Journal scraper definitions for the ContentMine framework

66 stars 33 forks source link

Additional metadata for journal scrapers #29

Closed KnowledgeGarden closed 9 years ago

KnowledgeGarden commented 9 years ago

I mentioned this at the EtherPad. In writing scrapers for my OpenSherlock project, I include fields for Mesh names, substance names, and keywords as additional metadata. I am considering rewriting my scrapers to be instances of these open standards. What are the chances of extending journal scrapers?

blahah commented 9 years ago

Hi, which EtherPad are you referring to? Happy to consider extending the scrapers if a significant proportion of journals contain the information you're interested in. In my latest iteration, I have included keywords.

KnowledgeGarden commented 9 years ago

https://etherpad.mozilla.org/sciencelab-2014summersprint-mining-literature My work with PubMed abstracts suggests keywords are there, as are Mesh names (these are essentially hand-tagged documents by domain experts), and chemical substance names. All of those play key roles when teasing meaning out of documents. My work entails crafting topic maps from text documents; all the hints available are valuable.

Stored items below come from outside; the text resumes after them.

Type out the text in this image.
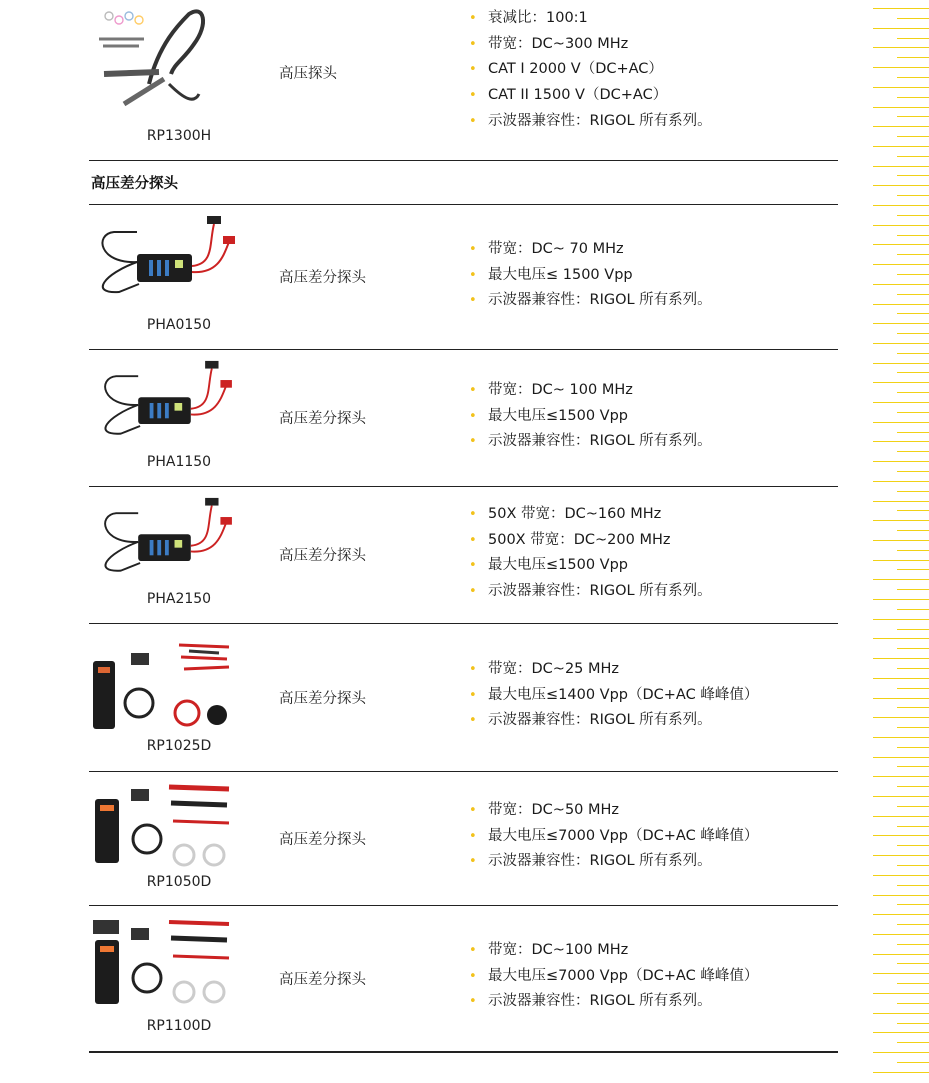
高压差分探头
RP1300H
高压探头
• 衰减比：100:1
• 带宽：DC~300 MHz
• CAT I 2000 V（DC+AC）
• CAT II 1500 V（DC+AC）
• 示波器兼容性：RIGOL 所有系列。
PHA0150
高压差分探头
• 带宽：DC~ 70 MHz
• 最大电压≤ 1500 Vpp
• 示波器兼容性：RIGOL 所有系列。
PHA1150
高压差分探头
• 带宽：DC~ 100 MHz
• 最大电压≤1500 Vpp
• 示波器兼容性：RIGOL 所有系列。
PHA2150
高压差分探头
• 50X 带宽：DC~160 MHz
• 500X 带宽：DC~200 MHz
• 最大电压≤1500 Vpp
• 示波器兼容性：RIGOL 所有系列。
RP1025D
高压差分探头
• 带宽：DC~25 MHz
• 最大电压≤1400 Vpp（DC+AC 峰峰值）
• 示波器兼容性：RIGOL 所有系列。
RP1050D
高压差分探头
• 带宽：DC~50 MHz
• 最大电压≤7000 Vpp（DC+AC 峰峰值）
• 示波器兼容性：RIGOL 所有系列。
RP1100D
高压差分探头
• 带宽：DC~100 MHz
• 最大电压≤7000 Vpp（DC+AC 峰峰值）
• 示波器兼容性：RIGOL 所有系列。
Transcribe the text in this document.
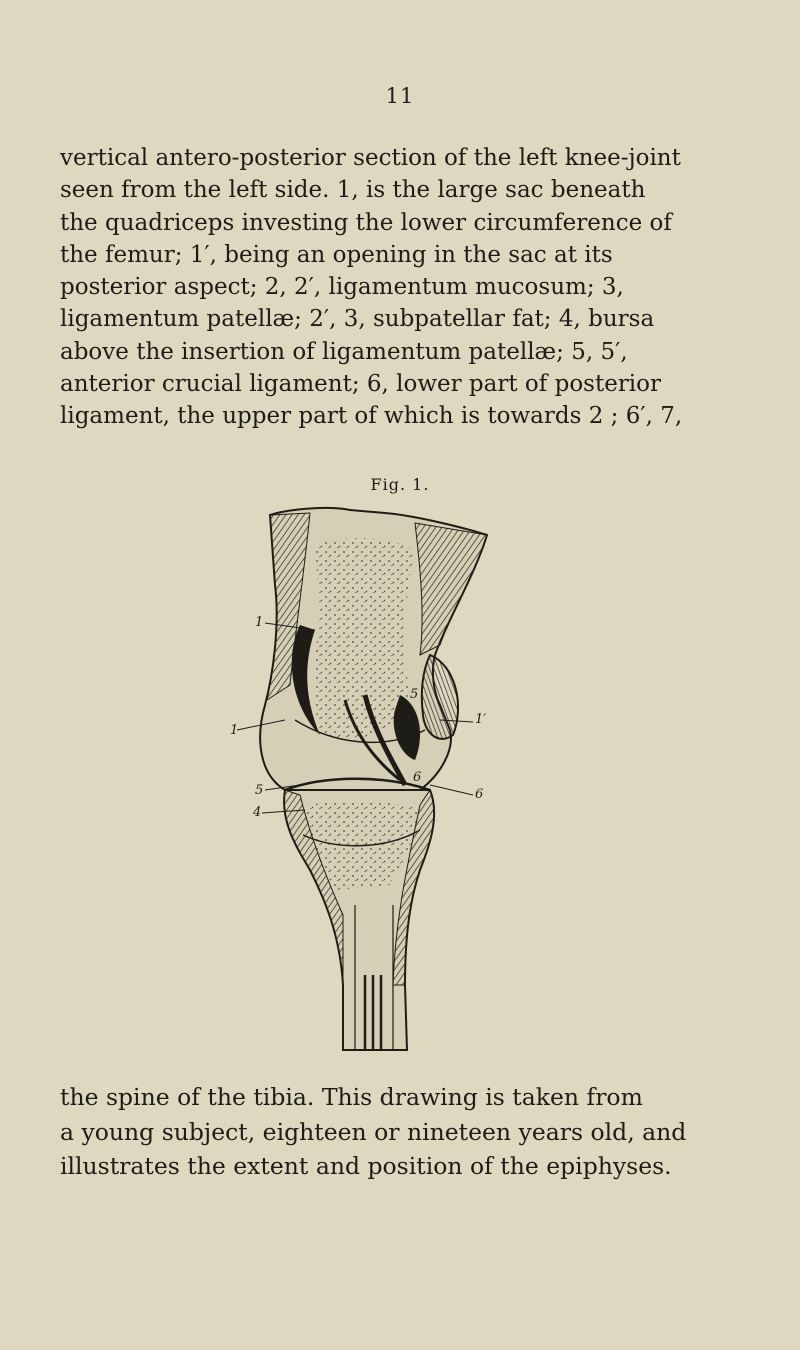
11

vertical antero-posterior section of the left knee-joint
seen from the left side. 1, is the large sac beneath
the quadriceps investing the lower circumference of
the femur; 1′, being an opening in the sac at its
posterior aspect; 2, 2′, ligamentum mucosum; 3,
ligamentum patellæ; 2′, 3, subpatellar fat; 4, bursa
above the insertion of ligamentum patellæ; 5, 5′,
anterior crucial ligament; 6, lower part of posterior
ligament, the upper part of which is towards 2 ; 6′, 7,

Fig. 1.
1
1
1′
5
4
6
5
6

the spine of the tibia. This drawing is taken from
a young subject, eighteen or nineteen years old, and
illustrates the extent and position of the epiphyses.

blahah commented 9 years ago

Ah, OK. We use etherpads at a lot of events and generally don't use them after the event except for historical archiving.

If PubMed has keywords, Mesh names and chemical substances, I'm happy to scrape them. If you'd like to contribute them to scrapers that would be welcome, and I will also include them in future scrapers. However, I would wait until after this weekend before making any pull requests, as I will push updates to the whole set of scrapers.

KnowledgeGarden commented 9 years ago

As soon as I get past a hard disk crash here, I'll generate a gist which shows what the XML looks like for PubMed keywords, Mesh names and substance names. As to contributing a scraper, that idea is on my mind; at present, I was building OpenSherlock without even knowing about this project, so there is an intention to modify my code to generate compatible scrapes. My question has been answered!